Michael Saylor, cofondateur de Strategy, estime que la plus grande menace pour le réseau Bitcoin provient d'« opportunistes ambitieux » cherchant à modifier le protocole. Cette déclaration du PDG de l'entreprise détenant les plus importantes réserves de Bitcoin d'entreprise a suscité un vif débat au sein de la communauté crypto.
Des opinions partagées au sein de la communauté
Justin Bechler, maximaliste du Bitcoin, a interprété les propos de Saylor comme une critique des développeurs promouvant des cas d'utilisation non monétaires du Bitcoin, tels que les jetons NFT et le placement d'images basé sur les blocs.
L'investisseur Fred Krueger a contesté l'analyse de Saylor : « Le plus grand risque pour Bitcoin, c'est la technologie quantique. » Mert Mumtaz, PDG d'Helius, fournisseur de nœuds RPC, a réagi avec encore plus de virulence : « C'est une pensée totalement toxique. “Les personnes ambitieuses qui veulent développer cette technologie représentent notre plus grand risque.” Rien n'est parfait. Bien sûr, Bitcoin aussi a connu son lot de bugs, comme tout logiciel ; peut-être devrions-nous simplement les laisser subsister au lieu de les corriger. »
Attaques de spam et suggestions d'amélioration
Certains participants à la discussion ont cité les attaques de spam en cours et la proposition d'amélioration Bitcoin 110 (BIP-110), une bifurcation logicielle temporaire visant à filtrer les données non monétaires du registre Bitcoin.
La déclaration de Saylor a ravivé le débat entre les partisans du maintien du protocole inchangé et les développeurs qui souhaitent étendre les fonctionnalités de Bitcoin. Ces derniers proposent d'ajouter à la blockchain des adresses de portefeuilles résistantes à l'informatique quantique et un espace de stockage de fichiers.
Menace quantique : réalité ou panique ?
L'informatique quantique demeure un sujet de vifs débats au sein de la communauté Bitcoin. Nic Carter, fondateur du fonds de capital-risque Castle Island, a maintes fois mis en garde contre la nécessité d'une transition rapide du protocole vers des standards post-quantiques.
Cependant, Adam Back, PDG de Blockstream, une entreprise d'infrastructures numériques, a qualifié les affirmations de Carter d'« ignorantes » : « Les partisans et les développeurs du Bitcoin ne nient pas la nécessité de la recherche et du développement pour préparer les futurs ordinateurs quantiques. Ils mènent simplement leurs recherches discrètement, tandis que vous, vous faites du bruit. »
L'analyste du marché du Bitcoin, James Check, a déclaré que les inquiétudes liées à l'informatique quantique n'influent pas sur le cours du Bitcoin.

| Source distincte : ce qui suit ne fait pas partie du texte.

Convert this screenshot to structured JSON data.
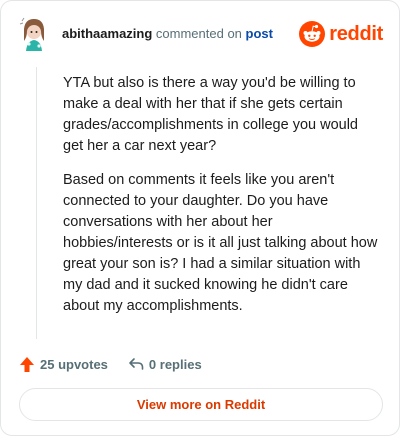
{
  "comment": {
    "author": "abithaamazing",
    "action_text": "commented on",
    "target_text": "post",
    "paragraphs": [
      "YTA but also is there a way you'd be willing to make a deal with her that if she gets certain grades/accomplishments in college you would get her a car next year?",
      "Based on comments it feels like you aren't connected to your daughter. Do you have conversations with her about her hobbies/interests or is it all just talking about how great your son is? I had a similar situation with my dad and it sucked knowing he didn't care about my accomplishments."
    ]
  },
  "brand": {
    "name": "reddit",
    "color": "#ff4500"
  },
  "actions": {
    "upvotes_label": "25 upvotes",
    "replies_label": "0 replies",
    "upvote_icon": "upvote-arrow-icon",
    "reply_icon": "reply-arrow-icon"
  },
  "footer": {
    "view_more_label": "View more on Reddit"
  },
  "colors": {
    "accent": "#ff4500",
    "link": "#0a4aa8",
    "muted": "#576f76",
    "button_text": "#d93a00"
  }
}
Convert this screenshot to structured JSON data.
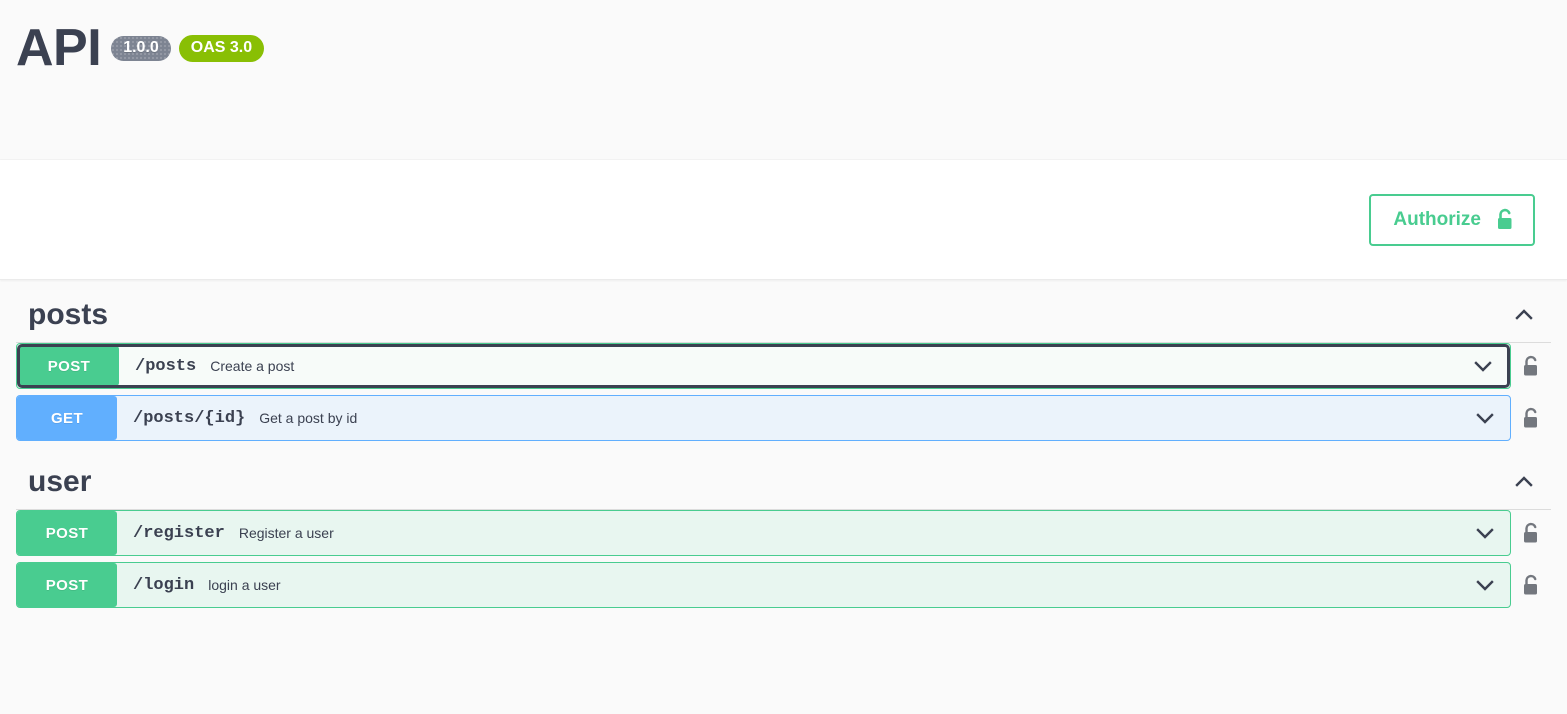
{
  "header": {
    "title": "API",
    "version_badge": "1.0.0",
    "oas_badge": "OAS 3.0"
  },
  "auth": {
    "authorize_label": "Authorize",
    "lock_icon": "unlocked-padlock-icon",
    "accent_color": "#49cc90"
  },
  "colors": {
    "post": "#49cc90",
    "get": "#61affe",
    "post_row_bg": "#e8f6f0",
    "get_row_bg": "#ebf3fb",
    "text": "#3b4151",
    "page_bg": "#fafafa",
    "oas_badge": "#89bf04",
    "version_badge": "#7d8492"
  },
  "sections": [
    {
      "title": "posts",
      "expanded": true,
      "collapse_icon": "chevron-up-icon",
      "operations": [
        {
          "method": "POST",
          "method_class": "post",
          "path": "/posts",
          "summary": "Create a post",
          "focused": true,
          "expand_icon": "chevron-down-icon",
          "lock_icon": "unlocked-padlock-icon"
        },
        {
          "method": "GET",
          "method_class": "get",
          "path": "/posts/{id}",
          "summary": "Get a post by id",
          "focused": false,
          "expand_icon": "chevron-down-icon",
          "lock_icon": "unlocked-padlock-icon"
        }
      ]
    },
    {
      "title": "user",
      "expanded": true,
      "collapse_icon": "chevron-up-icon",
      "operations": [
        {
          "method": "POST",
          "method_class": "post",
          "path": "/register",
          "summary": "Register a user",
          "focused": false,
          "expand_icon": "chevron-down-icon",
          "lock_icon": "unlocked-padlock-icon"
        },
        {
          "method": "POST",
          "method_class": "post",
          "path": "/login",
          "summary": "login a user",
          "focused": false,
          "expand_icon": "chevron-down-icon",
          "lock_icon": "unlocked-padlock-icon"
        }
      ]
    }
  ]
}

Il a attribué la récente baisse du marché aux ventes réalisées par les détenteurs de Bitcoin à long terme.
L'avis de l'IA
Une analyse des positions des entreprises révèle une tendance intéressante : celles qui détiennent d’importantes quantités de bitcoins prônent souvent une approche prudente du protocole. Cette situation rappelle celle des protocoles Internet dans les années 1990, lorsque les géants des télécommunications ont résisté aux changements du protocole TCP/IP en raison de leurs investissements dans l’infrastructure existante. Strategy détient plus de 15 milliards de dollars en bitcoins, ce qui explique son intérêt pour la stabilité de l’architecture actuelle.
Du point de vue de la théorie des jeux, la position de Saylor reflète un dilemme classique de gouvernance dans les systèmes ouverts : qui détermine l’orientation du développement — ceux qui ont le plus investi ou ceux qui participent le plus activement au développement ? L’histoire montre que les protocoles efficaces parviennent à équilibrer ces forces, mais ce processus est rarement exempt de conflits.